Quoi qu'il en soit, Bonnefoy ne revint pas de Genève, dont le Conseil d'Etat décidait le, 2 mars 1573, de faire l'essai d'une chaire de droit, si notre professeur la voulait occuper, avec un traitement annuel de 600 florins, et où il publia, peu de temps après, le seul ouvrage que l'on ait de lui. Il y mourut le 2 février 1574, ne laissant de son mariage avec Catherine de Saillans, que nous croyons être une sœur de François de Saillans, controversiste huguenot, connu sous le nom de Bertrand de Loque, que deux filles, Jeanne et Marie de Bonnefoy, dont les rancunes religieuses étaient si violentes, que l'une d'elles, faute de pouvoir faire pis, lacéra une chasuble de l'église Saint-Jean de Valence, en 1609.

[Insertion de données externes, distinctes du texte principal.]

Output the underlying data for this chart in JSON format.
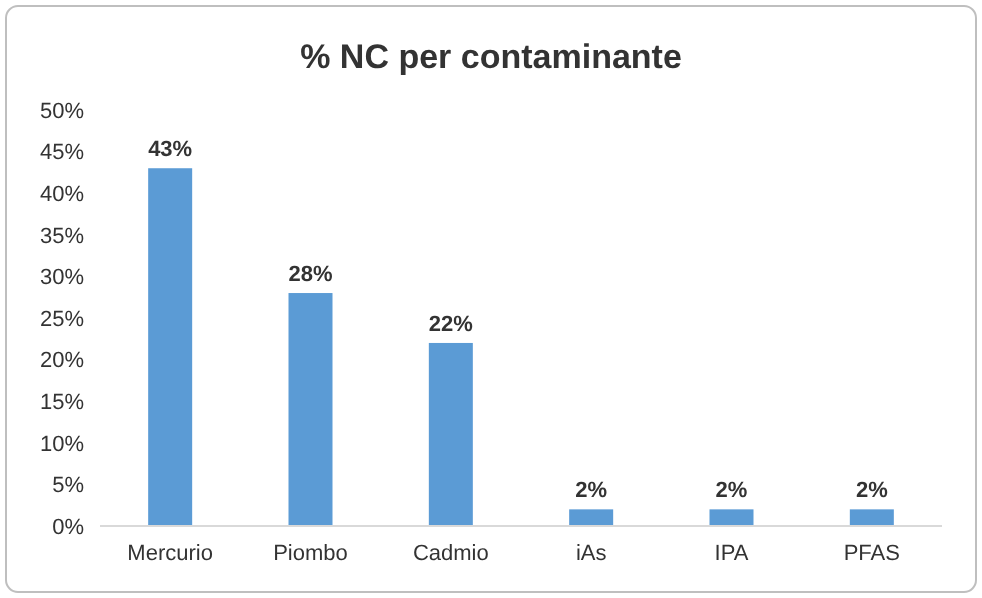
{
  "chart_data": {
    "type": "bar",
    "title": "% NC per contaminante",
    "categories": [
      "Mercurio",
      "Piombo",
      "Cadmio",
      "iAs",
      "IPA",
      "PFAS"
    ],
    "values": [
      43,
      28,
      22,
      2,
      2,
      2
    ],
    "value_labels": [
      "43%",
      "28%",
      "22%",
      "2%",
      "2%",
      "2%"
    ],
    "color": "#5b9bd5",
    "ylim": [
      0,
      50
    ],
    "yticks": [
      {
        "value": 0,
        "label": "0%"
      },
      {
        "value": 5,
        "label": "5%"
      },
      {
        "value": 10,
        "label": "10%"
      },
      {
        "value": 15,
        "label": "15%"
      },
      {
        "value": 20,
        "label": "20%"
      },
      {
        "value": 25,
        "label": "25%"
      },
      {
        "value": 30,
        "label": "30%"
      },
      {
        "value": 35,
        "label": "35%"
      },
      {
        "value": 40,
        "label": "40%"
      },
      {
        "value": 45,
        "label": "45%"
      },
      {
        "value": 50,
        "label": "50%"
      }
    ],
    "grid": false
  }
}
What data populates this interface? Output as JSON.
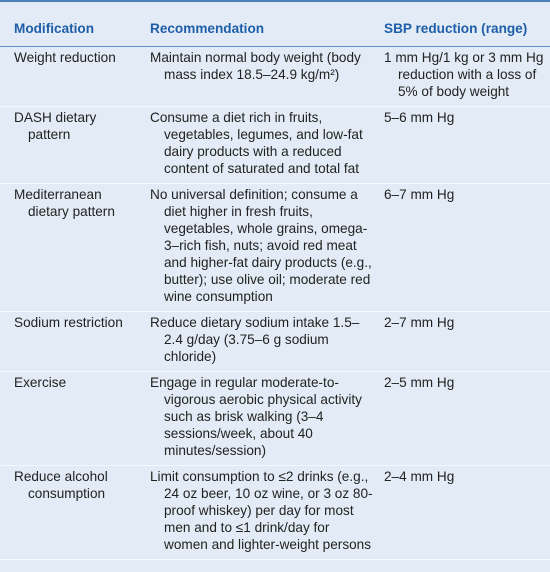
{
  "table": {
    "header": [
      "Modification",
      "Recommendation",
      "SBP reduction (range)"
    ],
    "rows": [
      [
        "Weight reduction",
        "Maintain normal body weight (body mass index 18.5–24.9 kg/m²)",
        "1 mm Hg/1 kg or 3 mm Hg reduction with a loss of 5% of body weight"
      ],
      [
        "DASH dietary pattern",
        "Consume a diet rich in fruits, vegetables, legumes, and low-fat dairy products with a reduced content of saturated and total fat",
        "5–6 mm Hg"
      ],
      [
        "Mediterranean dietary pattern",
        "No universal definition; consume a diet higher in fresh fruits, vegetables, whole grains, omega-3–rich fish, nuts; avoid red meat and higher-fat dairy products (e.g., butter); use olive oil; moderate red wine consumption",
        "6–7 mm Hg"
      ],
      [
        "Sodium restriction",
        "Reduce dietary sodium intake 1.5–2.4 g/day (3.75–6 g sodium chloride)",
        "2–7 mm Hg"
      ],
      [
        "Exercise",
        "Engage in regular moderate-to-vigorous aerobic physical activity such as brisk walking (3–4 sessions/week, about 40 minutes/session)",
        "2–5 mm Hg"
      ],
      [
        "Reduce alcohol consumption",
        "Limit consumption to ≤2 drinks (e.g., 24 oz beer, 10 oz wine, or 3 oz 80-proof whiskey) per day for most men and to ≤1 drink/day for women and lighter-weight persons",
        "2–4 mm Hg"
      ]
    ]
  }
}
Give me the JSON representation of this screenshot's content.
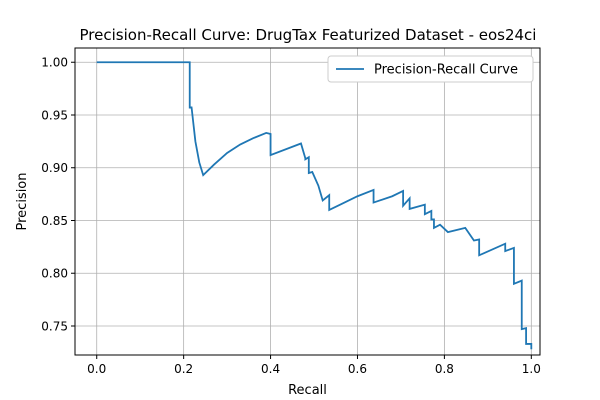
{
  "chart_data": {
    "type": "line",
    "title": "Precision-Recall Curve: DrugTax Featurized Dataset - eos24ci",
    "xlabel": "Recall",
    "ylabel": "Precision",
    "xlim": [
      -0.05,
      1.02
    ],
    "ylim": [
      0.7225,
      1.0135
    ],
    "x_ticks": [
      0.0,
      0.2,
      0.4,
      0.6,
      0.8,
      1.0
    ],
    "x_tick_labels": [
      "0.0",
      "0.2",
      "0.4",
      "0.6",
      "0.8",
      "1.0"
    ],
    "y_ticks": [
      0.75,
      0.8,
      0.85,
      0.9,
      0.95,
      1.0
    ],
    "y_tick_labels": [
      "0.75",
      "0.80",
      "0.85",
      "0.90",
      "0.95",
      "1.00"
    ],
    "grid": true,
    "legend_position": "top-right",
    "colors": {
      "line": "#1f77b4",
      "grid": "#b0b0b0",
      "axes": "#000000"
    },
    "series": [
      {
        "name": "Precision-Recall Curve",
        "x": [
          0.0,
          0.214,
          0.214,
          0.218,
          0.218,
          0.227,
          0.236,
          0.245,
          0.27,
          0.3,
          0.33,
          0.36,
          0.39,
          0.4,
          0.4,
          0.47,
          0.48,
          0.48,
          0.488,
          0.488,
          0.496,
          0.51,
          0.52,
          0.535,
          0.535,
          0.56,
          0.6,
          0.637,
          0.637,
          0.68,
          0.705,
          0.705,
          0.72,
          0.72,
          0.755,
          0.755,
          0.77,
          0.77,
          0.776,
          0.776,
          0.79,
          0.79,
          0.808,
          0.848,
          0.868,
          0.868,
          0.88,
          0.88,
          0.94,
          0.94,
          0.96,
          0.96,
          0.978,
          0.978,
          0.988,
          0.988,
          1.0,
          1.0
        ],
        "y": [
          1.0,
          1.0,
          0.957,
          0.957,
          0.958,
          0.925,
          0.905,
          0.893,
          0.903,
          0.914,
          0.922,
          0.928,
          0.933,
          0.932,
          0.912,
          0.923,
          0.909,
          0.908,
          0.91,
          0.895,
          0.896,
          0.883,
          0.869,
          0.874,
          0.86,
          0.865,
          0.873,
          0.879,
          0.867,
          0.873,
          0.878,
          0.864,
          0.871,
          0.861,
          0.865,
          0.856,
          0.859,
          0.851,
          0.851,
          0.843,
          0.846,
          0.846,
          0.839,
          0.843,
          0.831,
          0.831,
          0.832,
          0.817,
          0.828,
          0.821,
          0.824,
          0.79,
          0.793,
          0.747,
          0.748,
          0.733,
          0.733,
          0.728
        ]
      }
    ]
  }
}
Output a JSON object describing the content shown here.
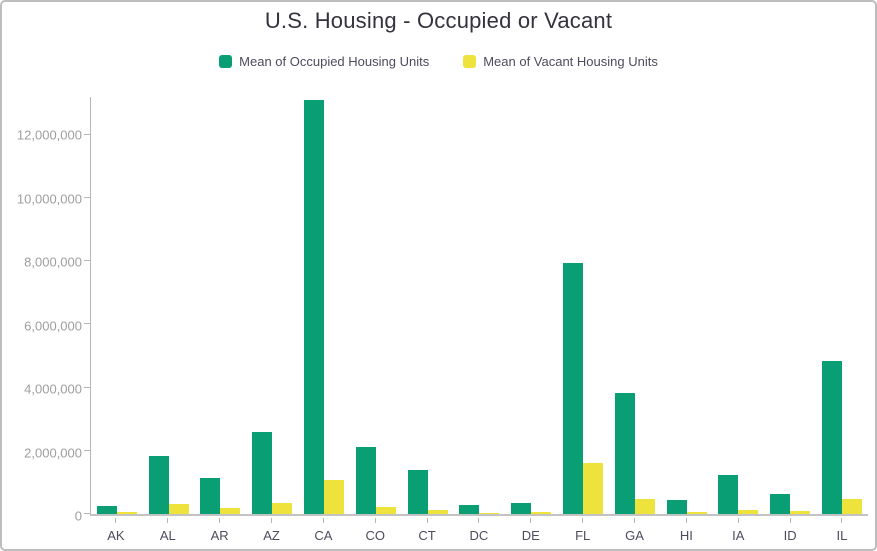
{
  "title": "U.S. Housing - Occupied or Vacant",
  "legend": {
    "items": [
      {
        "label": "Mean of Occupied Housing Units",
        "color": "#0a9e74"
      },
      {
        "label": "Mean of Vacant Housing Units",
        "color": "#eee23d"
      }
    ]
  },
  "chart_data": {
    "type": "bar",
    "title": "U.S. Housing - Occupied or Vacant",
    "categories": [
      "AK",
      "AL",
      "AR",
      "AZ",
      "CA",
      "CO",
      "CT",
      "DC",
      "DE",
      "FL",
      "GA",
      "HI",
      "IA",
      "ID",
      "IL"
    ],
    "series": [
      {
        "name": "Mean of Occupied Housing Units",
        "color": "#0a9e74",
        "values": [
          250000,
          1830000,
          1150000,
          2610000,
          13100000,
          2110000,
          1380000,
          280000,
          350000,
          7950000,
          3820000,
          440000,
          1250000,
          620000,
          4850000
        ]
      },
      {
        "name": "Mean of Vacant Housing Units",
        "color": "#eee23d",
        "values": [
          60000,
          330000,
          190000,
          350000,
          1070000,
          220000,
          140000,
          30000,
          60000,
          1600000,
          460000,
          70000,
          120000,
          80000,
          470000
        ]
      }
    ],
    "xlabel": "",
    "ylabel": "",
    "ylim": [
      0,
      13200000
    ],
    "yticks": [
      0,
      2000000,
      4000000,
      6000000,
      8000000,
      10000000,
      12000000
    ],
    "ytick_labels": [
      "0",
      "2,000,000",
      "4,000,000",
      "6,000,000",
      "8,000,000",
      "10,000,000",
      "12,000,000"
    ],
    "grid": false,
    "legend_position": "top"
  },
  "colors": {
    "axis_line": "#b6b6b6",
    "ytick_text": "#9e9e9e",
    "xtick_text": "#4c4c5e",
    "title_text": "#33333d",
    "frame_border": "#bdbdbd",
    "background": "#ffffff"
  }
}
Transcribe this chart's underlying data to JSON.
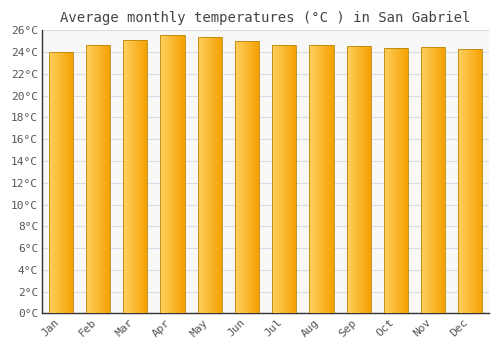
{
  "title": "Average monthly temperatures (°C ) in San Gabriel",
  "months": [
    "Jan",
    "Feb",
    "Mar",
    "Apr",
    "May",
    "Jun",
    "Jul",
    "Aug",
    "Sep",
    "Oct",
    "Nov",
    "Dec"
  ],
  "values": [
    24.0,
    24.7,
    25.1,
    25.6,
    25.4,
    25.0,
    24.7,
    24.7,
    24.6,
    24.4,
    24.5,
    24.3
  ],
  "bar_color_left": "#FFD060",
  "bar_color_right": "#F5A800",
  "bar_edge_color": "#B8860B",
  "background_color": "#FFFFFF",
  "plot_bg_color": "#F8F8F8",
  "grid_color": "#D8DCE8",
  "ylim": [
    0,
    26
  ],
  "yticks": [
    0,
    2,
    4,
    6,
    8,
    10,
    12,
    14,
    16,
    18,
    20,
    22,
    24,
    26
  ],
  "title_fontsize": 10,
  "tick_fontsize": 8,
  "font_family": "monospace"
}
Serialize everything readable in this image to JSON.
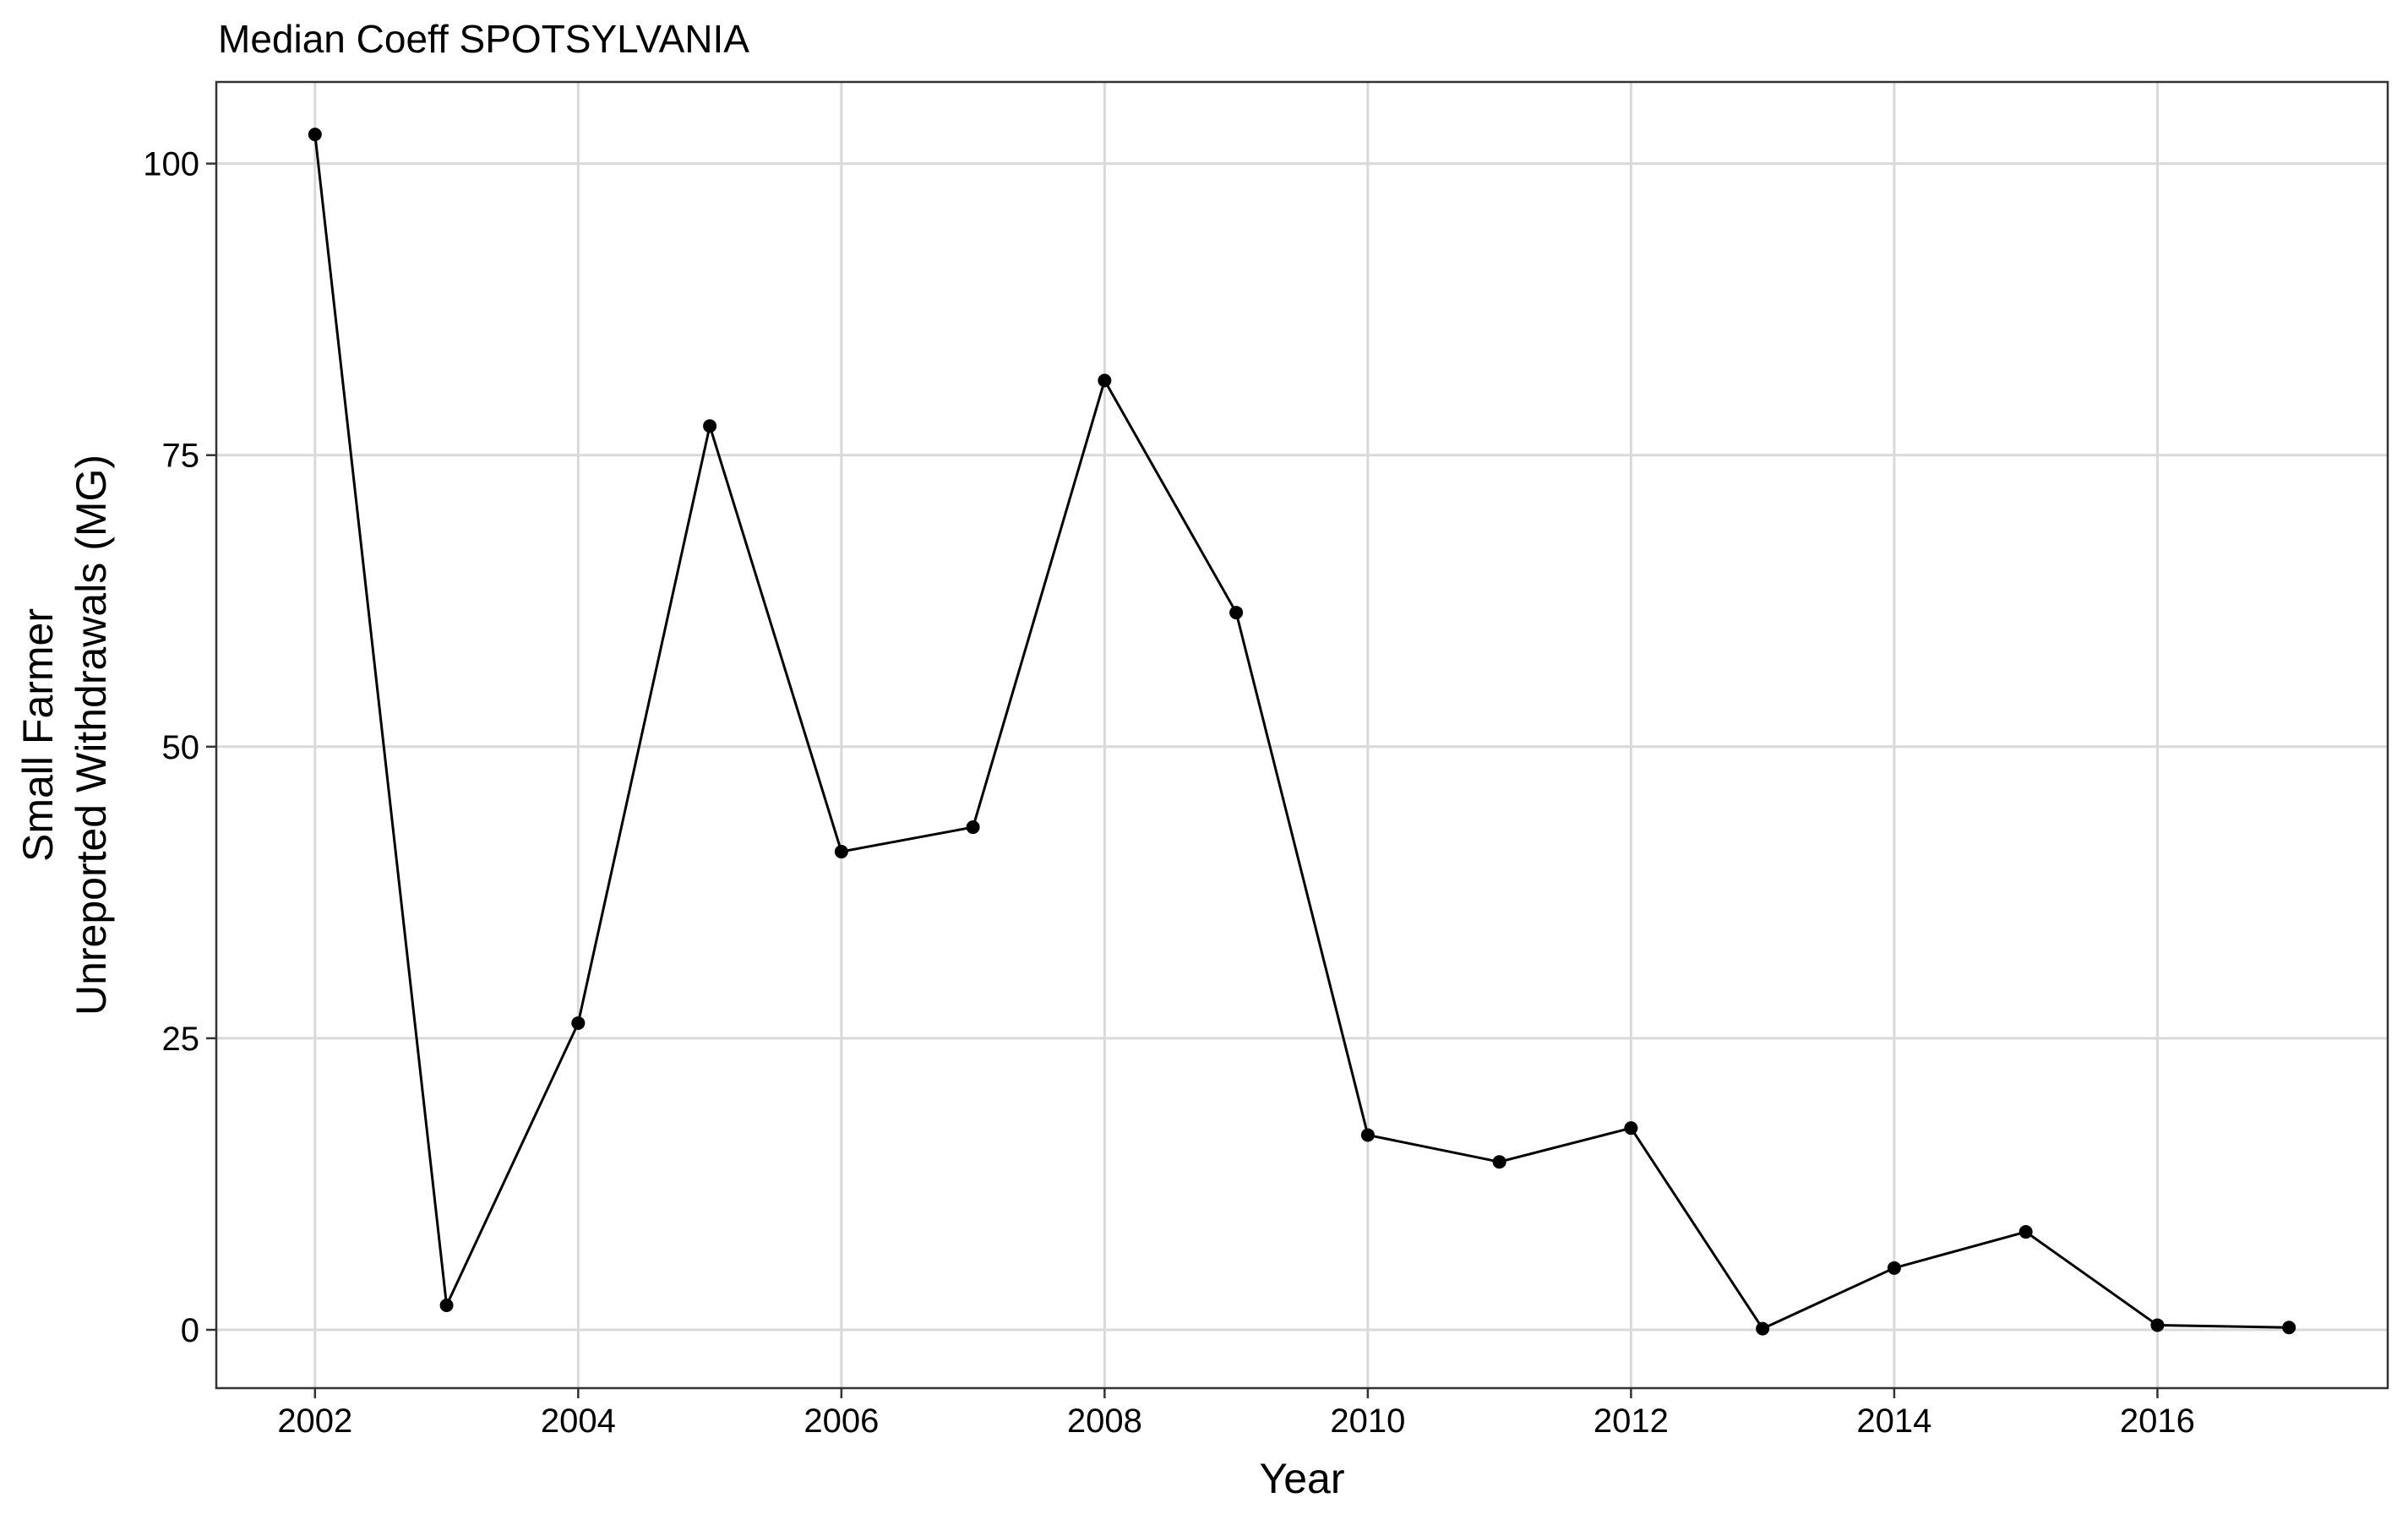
{
  "chart_data": {
    "type": "line",
    "title": "Median Coeff SPOTSYLVANIA",
    "xlabel": "Year",
    "ylabel_lines": [
      "Small Farmer",
      "Unreported Withdrawals (MG)"
    ],
    "x_ticks": [
      2002,
      2004,
      2006,
      2008,
      2010,
      2012,
      2014,
      2016
    ],
    "y_ticks": [
      0,
      25,
      50,
      75,
      100
    ],
    "x_range": [
      2001.25,
      2017.75
    ],
    "y_range": [
      -5,
      107
    ],
    "grid": true,
    "legend": "none",
    "colors": {
      "line": "#000000",
      "point": "#000000",
      "grid": "#d9d9d9",
      "border": "#333333"
    },
    "series": [
      {
        "x": [
          2002,
          2003,
          2004,
          2005,
          2006,
          2007,
          2008,
          2009,
          2010,
          2011,
          2012,
          2013,
          2014,
          2015,
          2016,
          2017
        ],
        "values": [
          102.5,
          2.1,
          26.3,
          77.5,
          41.0,
          43.1,
          81.4,
          61.5,
          16.7,
          14.4,
          17.3,
          0.1,
          5.3,
          8.4,
          0.4,
          0.2
        ]
      }
    ]
  }
}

BIBLIOGRAPHIE. - . Ivris orientalis libri iii, ab Ennemundo Bonefidio I. C. digesti, ac notis illustrati..., Anno mdlxxiii, excudebat. Henr. Stephanus. In-8º de 4 ff., + 204 pp. + 7 f. + 312 pp., dont la première partie comprend le texte grec et l'autre la traduction latine.
Indépendamment de cela, on doit à Bonnefoy la publication, en 1560, des Paradoxes de Laurent Joubert, ouvrage dont il a écrit la préface et qui a été dédié par lui à Cujas.
#Biogr. Dauph., i, 161. - Guy Allard, Bibl. du Dauph., 40. - D. Simon, Bibl... du Droit, 53. - Arch. de Valence, BB, 7 ; GG, i. - Arch. de la Drôme, D, 3. - France protestante. - Fragm. biog. et hist. de Genéve, (ad. ann. 1573). - Etc.